Canadian bank CIBC polled over 1,000 people who were financially supporting their adult children. Two thirds of respondents said that their children continue to depend on their financial support, with 25 per cent saying they spend over $500 every month to help cover their children’s expenses.
Twenty per cent claimed that having to provide support for their children has caused them to delay their retirement, and 14 per cent said that they have had to delay plans to sell or downsize their home. A further 47 per cent said they have had to dig into personal savings and 44 per cent reported that helping out has affected their ability to travel or spend money on themselves.
Data from the 2011 Canadian census revealed that approximately 42 per cent of people in their twenties lived at home.
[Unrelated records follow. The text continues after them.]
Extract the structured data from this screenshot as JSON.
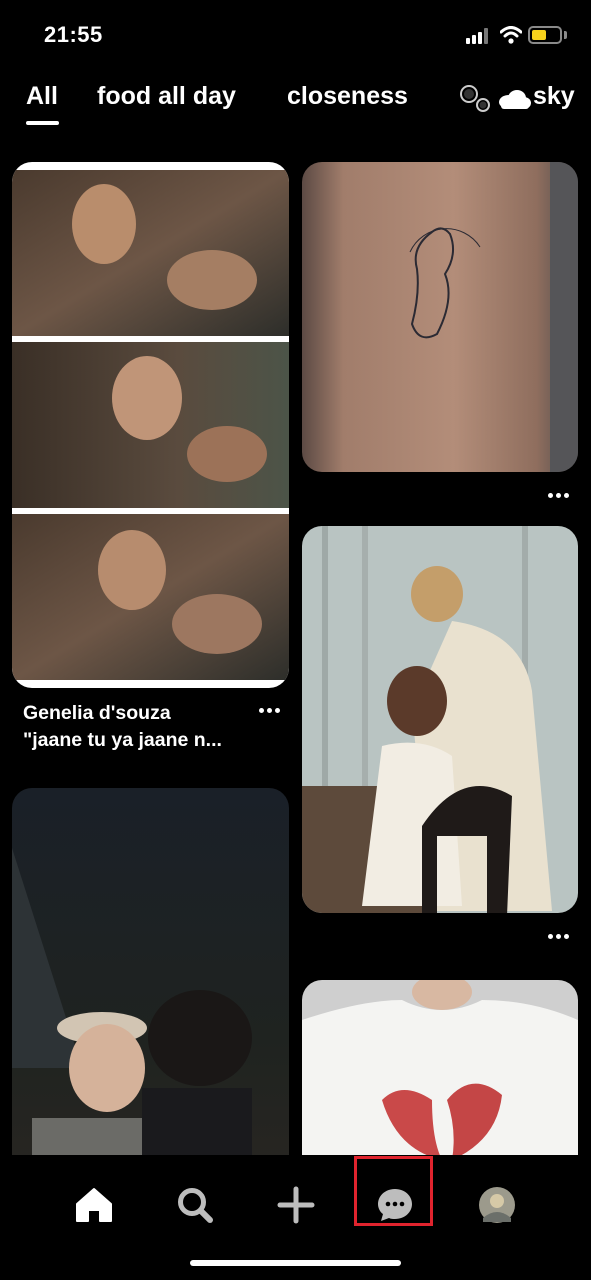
{
  "status_bar": {
    "time": "21:55",
    "battery_color": "#f7d21c"
  },
  "tabs": [
    {
      "label": "All",
      "selected": true
    },
    {
      "label": "food all day",
      "selected": false
    },
    {
      "label": "closeness",
      "selected": false
    },
    {
      "label": "sky",
      "selected": false,
      "icons": [
        "bubbles-icon",
        "cloud-icon"
      ]
    }
  ],
  "pins": [
    {
      "id": "pin-1",
      "title_line1": "Genelia d'souza",
      "title_line2": "\"jaane tu ya jaane n...",
      "image": "three-panel-photo-collage"
    },
    {
      "id": "pin-2",
      "image": "back-tattoo-photo"
    },
    {
      "id": "pin-3",
      "image": "period-drama-still"
    },
    {
      "id": "pin-4",
      "image": "couple-night-photo"
    },
    {
      "id": "pin-5",
      "image": "white-tshirt-photo"
    }
  ],
  "nav": {
    "items": [
      "home-icon",
      "search-icon",
      "create-plus-icon",
      "messages-icon",
      "profile-avatar"
    ],
    "active": "home-icon",
    "highlighted": "messages-icon",
    "highlight_color": "#e0242e"
  }
}
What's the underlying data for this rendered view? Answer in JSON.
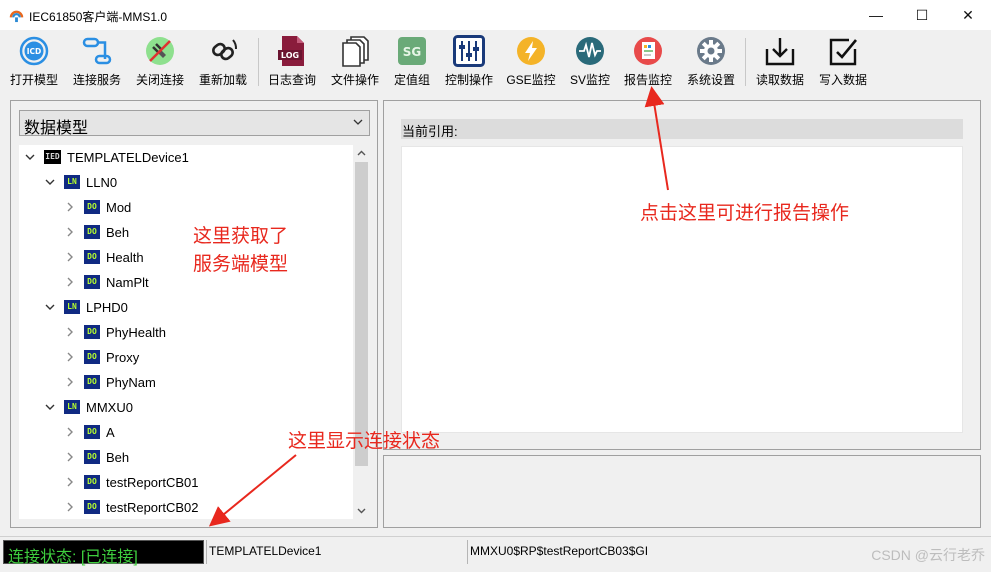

This is a ten per cent increase since 1991, and 15 percent from 1981. Reasons for the increase include an uncertain job market, young adults putting off marriage until later and the trend for immigrant families to live in multi-generational groups.
The survey found that 71 per cent of parents offered their children free room and board as the most straight forward means of support, but 47 per cent paid for their grocery shopping and household expenses, 35 per cent paid for mobile phone bills and 23 per cent helped with car payments.
Some parents prefer to help their children find their own accommodation, with 17 per cent of those polled saying they contribute towards rent, while 12 per cent help their kids address their debts.
Karen Kramer, Executive Vice President of Retail and Business Banking at CIBC, said:
“These extra costs can be a burden that delays or prevents parents from meeting financial goals such as retirement, and that’s why both parents and kids need to be mindful of their budgets.”